Dr Westerman was one of the guest speakers at WRAD’s dual diagnosis conference in Warrnambool on April 27. She made a plea for all people working with Indigenous to recognise the role culture plays when identifying, intervening and treating mental health issues among Indigenous Australians.
Dr Westerman is managing director of Indigenous Psychological Services (IPS) and is of the Nyamal people near Port Hedland in Western Australia. She founded IPS in 1998 to address the inequity between the high rates of mental ill health amongst Aboriginal people and low rates of access to quality services and is a recognised leader in Aboriginal mental health having won numerous awards including the NAIDOC National Scholar of the Year in 2002. Her training workshops attract an average of 800 people throughout Australia each year placing her at the forefront of Indigenous workforce development Australia wide.
She said there were a dearth of preventative or therapeutic interventions for Indigenous people, and that many services struggle with developing culturally appropriate practices.

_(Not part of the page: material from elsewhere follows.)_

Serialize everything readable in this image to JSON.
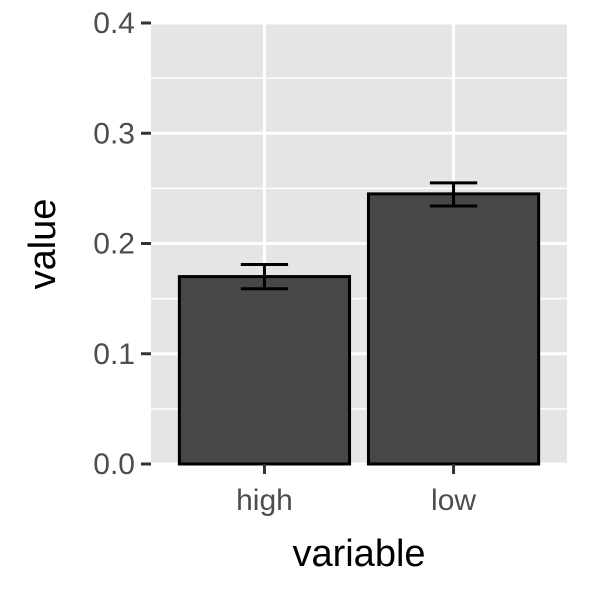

“We need to ensure that cultural competency becomes a minimum standard and that people working with Indigenous communities go through the appropriate protocols and respect the role of traditional healing,” she said. “It is important that the risk factors are identified and that therapies and counselling skills are adapted to specific cultures.”
Dr Westerman said communication was a key factor in dealing with issues in Indigenous communities.